邛窑黄绿釉高足瓷炉考述

2018-09-28 15:58李雪
文物天地 2018年6期
关键词:香炉香料飞天

李雪

邛窑位于今四川省邛崃市境内,初创于南朝,盛于唐、五代时期,宋元之际衰落。作为四川乃至西南地区存在时间最长、生产规模最大的窑场,邛窑生产的瓷器除供应邛州当地需求外,还畅销成都平原及周边地区。邛窑生产的各类日常生活用瓷在窑址、遗址、墓葬中多有发现,留下大量的实物资料。成都博物馆“花重锦官城——成都历史文化陈列”中“隋唐五代宋元时期的成都”部分展出了种类丰富的邛窑瓷器,包括碗、罐、杯、注壶、省油灯、砚台、水盂、瓷塑小玩具等。其中一件五代时期的邛窑黄绿釉高足瓷炉(图一)制作精良、造型优美,兼具实用价值,是邛窑低温黄绿双色釉瓷器中的代表之作。现针对该瓷炉形制、纹样略作考述,进一步挖掘展品蕴含的历史信息。

邛窑黄绿釉高足瓷炉口径10.1、高15.7厘米,出土于成都金河路唐宋遗址。炉内壁施黄釉、腹部施绿釉、足部釉色为橙红色。炉身通体贴塑三重仰莲瓣,每片莲瓣上以竖线为地、模印飞天图案,三重莲瓣错落有致,花瓣尖积釉,使得釉色深浅分明,颇为生动。其制作之时,先模印莲花瓣,再将其贴于炉身之上。炉下腹部装饰一圈卷曲的叶片。从瓷炉子口形态推测,炉盖缺失,使用之时应是将香料置于炉内焚烧,使香气从盖上小孔徐徐散发。该瓷炉精致美观,是邛窑瓷器中的精品。

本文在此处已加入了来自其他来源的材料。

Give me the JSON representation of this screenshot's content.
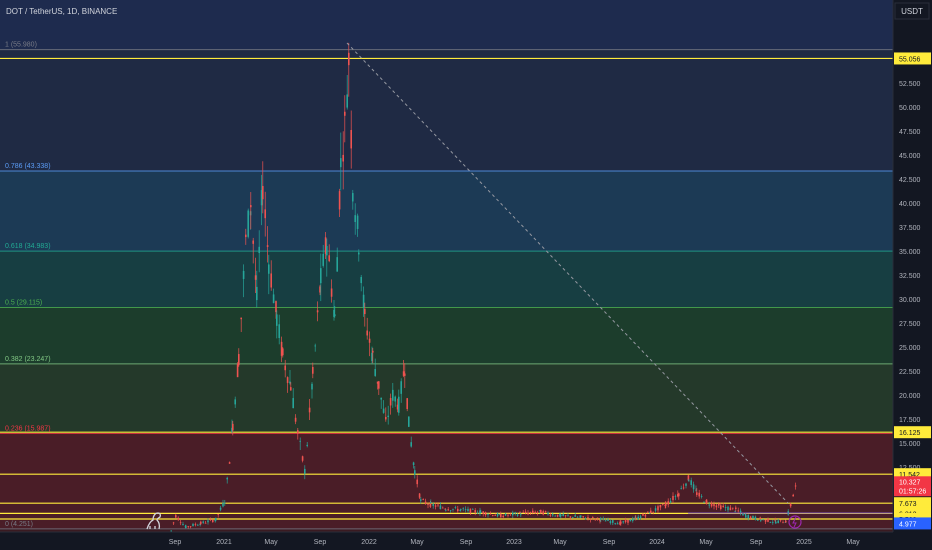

相同造型的邛窑香炉除成都博物馆展出的这件外,还有一件香炉(图二)收藏于邛窑古陶瓷博物馆[1]。这两件香炉大小、形态略有差异,但其形制基本一致,炉身均堆贴模印飞天图案的仰莲瓣及卷曲叶片,飞天模样也基本相同。从这两件香炉之上,不仅可见五代时期邛窑瓷器制作工艺,也可推测邛窑生产的莲花香炉具有一定产量和多样性。

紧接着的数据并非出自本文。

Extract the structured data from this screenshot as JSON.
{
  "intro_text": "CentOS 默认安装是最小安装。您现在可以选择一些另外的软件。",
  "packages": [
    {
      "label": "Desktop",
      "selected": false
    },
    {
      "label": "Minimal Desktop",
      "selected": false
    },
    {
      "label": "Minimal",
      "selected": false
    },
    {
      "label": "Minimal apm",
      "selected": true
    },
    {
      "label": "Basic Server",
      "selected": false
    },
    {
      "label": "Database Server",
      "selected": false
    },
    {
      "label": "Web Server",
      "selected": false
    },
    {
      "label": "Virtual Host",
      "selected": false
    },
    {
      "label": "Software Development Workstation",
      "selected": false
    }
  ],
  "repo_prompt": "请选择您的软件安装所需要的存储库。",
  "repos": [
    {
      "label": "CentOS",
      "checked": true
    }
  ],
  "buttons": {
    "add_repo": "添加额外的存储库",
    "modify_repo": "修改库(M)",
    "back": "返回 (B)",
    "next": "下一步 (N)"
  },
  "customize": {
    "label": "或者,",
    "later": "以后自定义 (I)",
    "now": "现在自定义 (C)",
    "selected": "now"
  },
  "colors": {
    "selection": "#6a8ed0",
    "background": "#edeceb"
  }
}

以莲花作为炉身造型的香炉,并非邛窑特例,在大致同时期及略早的其他窑场中也能寻其踪影。位于今湖南省长沙市的长沙窑,兴起于8世纪中后期,盛于晚唐而衰于五代。长沙窑的一件浮雕莲花纹炉(图三)[2]通体施青釉,子母口、缺盖,炉身为双重仰莲造型,覆盘莲花形高圈足,造型秀美,形态与邛窑莲花香炉较为相似。另有一件藏于瑞典乌列西汉姆博物馆的白瓷莲花形狮盖香炉'炉身为三重仰莲图案,喇叭状足,被认为是晚唐邢窑的作品。到了宋代,莲花香炉更为流行。宝丰清凉寺汝窑遗址出土的一件香炉(图四),子母口,腹作莲花形[4],足为覆盖的荷叶造型。陕西铜川耀州窑也生产类似的器物,其中一件香炉(图五)外壁贴饰三层仰莲瓣,另一件(图六)造型较为简洁,腹壁上贴塑肥圆的莲瓣[5]。

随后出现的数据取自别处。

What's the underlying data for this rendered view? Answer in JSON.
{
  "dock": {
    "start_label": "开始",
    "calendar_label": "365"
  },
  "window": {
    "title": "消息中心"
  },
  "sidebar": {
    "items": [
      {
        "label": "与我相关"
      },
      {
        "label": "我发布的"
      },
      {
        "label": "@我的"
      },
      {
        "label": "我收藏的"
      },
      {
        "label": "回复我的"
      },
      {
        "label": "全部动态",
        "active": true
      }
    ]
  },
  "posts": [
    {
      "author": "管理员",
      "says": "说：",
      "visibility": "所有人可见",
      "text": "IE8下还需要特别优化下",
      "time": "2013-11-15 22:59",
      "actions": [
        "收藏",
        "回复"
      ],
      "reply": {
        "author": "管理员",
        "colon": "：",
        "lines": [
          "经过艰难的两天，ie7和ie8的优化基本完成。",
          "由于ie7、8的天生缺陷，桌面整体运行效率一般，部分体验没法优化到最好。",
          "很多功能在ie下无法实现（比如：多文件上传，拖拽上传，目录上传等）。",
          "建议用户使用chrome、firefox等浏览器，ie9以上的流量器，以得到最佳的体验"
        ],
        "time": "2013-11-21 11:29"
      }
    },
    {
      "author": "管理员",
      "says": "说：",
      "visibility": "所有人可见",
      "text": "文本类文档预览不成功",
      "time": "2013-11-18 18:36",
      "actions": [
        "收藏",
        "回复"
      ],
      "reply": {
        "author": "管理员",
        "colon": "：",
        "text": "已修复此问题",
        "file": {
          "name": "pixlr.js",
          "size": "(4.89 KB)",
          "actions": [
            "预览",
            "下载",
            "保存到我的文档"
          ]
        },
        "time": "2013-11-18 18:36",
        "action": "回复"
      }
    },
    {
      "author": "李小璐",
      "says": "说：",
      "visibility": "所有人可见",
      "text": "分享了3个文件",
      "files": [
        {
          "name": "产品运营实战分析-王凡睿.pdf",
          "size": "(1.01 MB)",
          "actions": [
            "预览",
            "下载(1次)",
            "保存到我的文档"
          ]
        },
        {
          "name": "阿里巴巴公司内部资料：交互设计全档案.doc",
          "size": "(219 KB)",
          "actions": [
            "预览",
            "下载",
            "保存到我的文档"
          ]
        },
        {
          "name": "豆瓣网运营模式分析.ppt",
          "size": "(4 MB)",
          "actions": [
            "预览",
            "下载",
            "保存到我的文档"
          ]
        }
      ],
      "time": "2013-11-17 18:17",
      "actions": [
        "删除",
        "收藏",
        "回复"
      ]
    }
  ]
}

除了目前可见的考古材料和传世实物,莲花香炉的图像在佛造像和敦煌壁画中也有出现,其年代可追溯到更早。西安市东郊出土的一尊北周佛立像,其基座正面阴刻一香炉[6],炉身为仰莲瓣形态,底部为覆莲瓣,周围饰以莲蓬、莲叶和莲花,整体造型模仿自此尊佛像的仰覆莲式佛座。香炉右侧刻一供养人,左侧刻一比丘,阴刻“比丘法通一心供养”,表明其用于佛教供养(图七)。这种莲花香炉与敦煌壁画上佛像的莲花宝座也很类似,其形制来源中包含了许多与佛教相关的因素。类似的造型在敦煌壁画中也能看到,如敦煌初唐时期的220窟维摩诘壁画(图八)及322窟说法图壁画(图九)中出现的香炉,高足、炉身为仰莲造型。盛唐时期的320窟阿弥陀经变图(图十)中也是近似的图像。五代时期敦煌98窟维摩诘壁画(图十一)中的香炉为高足[7],无盖,成都博物馆展出的邛窑高足瓷炉造型与之更为相像。莲花香炉在整个唐宋时期的敦煌壁画上都有出现,作为佛教中的供养器具使用,既可单独使用也有与一对香宝子成组使用的。从大量的图像材料中可见,此类莲花香炉是佛教重要的香供养具,其形态与用途都与佛教有着久远的历史渊源。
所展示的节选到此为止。